Martell sopesó la posibilidad de volver a la Tierra para contar lo que sabía en Santa Fe. Podría dirigirse al Centro Vorster, donde, menos de un año antes, había entrado con su aspecto terrícola en una habitación, saliendo transformado en un ser extraterrestre por obra y gracia de cuchillas giratorias y láseres cortantes. Podía solicitar una entrevista con Reynolds Kirby e informar al canoso centenario de labios finos de que los venusinos dominaban la telequinesis, de que eran capaces de desviar una rueda, lanzar a un atacante a los Hongos Dañinos o teleportar sin el menor daño a un ser humano a ocho kilómetros de distancia y a través de las paredes.
En Santa Fe debían enterarse. La situación tenía mal aspecto. La firme implantación de los armonistas en Venus y la abundancia de teleportadores podían significar un golpe desastroso para el proyecto de Vorst. Los vorsters habían logrado sustanciales éxitos en la Tierra, por supuesto. Eran los dueños del planeta. Sus laboratorios habían llevado a cabo proyecciones estadísticas sobre la duración de la vida que apuntaban a una longevidad de trescientos o cuatrocientos años sin trasplante de órganos, regenerando desde el interior del cuerpo; una especie de inmortalidad. No obstante, la inmortalidad era sólo un objetivo de los vorsters. El otro era llegar a las estrellas más inalcanzables.

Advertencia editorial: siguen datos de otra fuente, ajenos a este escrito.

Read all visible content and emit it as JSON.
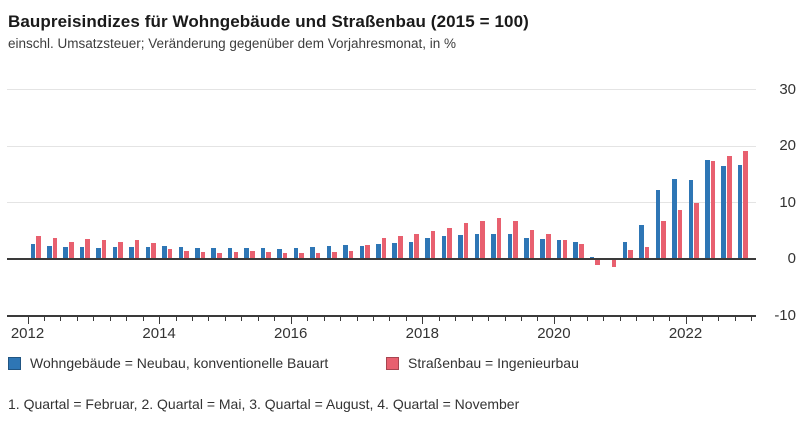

Y en eso les llevaban ventaja los armonistas. Contaban con teleportadores que ya obraban milagros. Unas pocas generaciones de trabajo genético, y enviarían expediciones a los demás sistemas solares. Una vez transportado un hombre a ocho kilómetros de distancia, sano y salvo, sólo era cuestión de un salto cuantitativo, no cualitativo, enviarle a Proción. Martell tenía que decírselo. Santa Fe, aquella vasta extensión de edificios en donde los técnicos escindían genes y los encajaban de nuevo trabajosamente, donde familias de espers se sometían a interminables pruebas, donde hombres biónicos realizaban maravillas más allá del alcance de la comprensión, le llamaba.
Pero no fue. Un informe personal parecía innecesario. Bastaría con un cubo mensaje. Para Martell, la Tierra era ahora un mundo extraño. Le incomodaba volver y vivir en el interior de un traje respiratorio. Se negó a embarcarse en un viaje de vuelta.
Gracias a los buenos oficios de Nat Weiner, Martell grabó un cubo y lo envió a Kirby. Se alojó en la embajada marciana mientras aguardaba la respuesta. Había expuesto la situación reinante en Venus tal como él la entendía, expresando su gran temor de que los armonistas les llevaran la delantera y alcanzaran antes las estrellas. La respuesta de Kirby llegó en su momento. Agradecía a Martell sus valiosísimos datos. Y se expresaba a continuación en tono tranquilizador. Decía que los armonistas eran hombres. Si alcanzaban las estrellas, sería un logro de la raza humana. Ni de ellos ni nuestro, sino de todos, porque el camino estaría abierto. ¿Seguía su razonamiento el hermano Martell?, preguntaba Kirby.
Martell experimentó la sensación de que andaba sobre arenas movedizas. ¿Qué estaba diciendo Kirby? Se mezclaban de cualquier manera medios y fines. ¿Se cumpliría el propósito de la orden si los herejes conquistaban el universo? Se irguió frente al altar que había improvisado en su habitación de la embajada, desolado, buscando respuestas a preguntas imposibles.
Pocos días después volvió con los armonistas.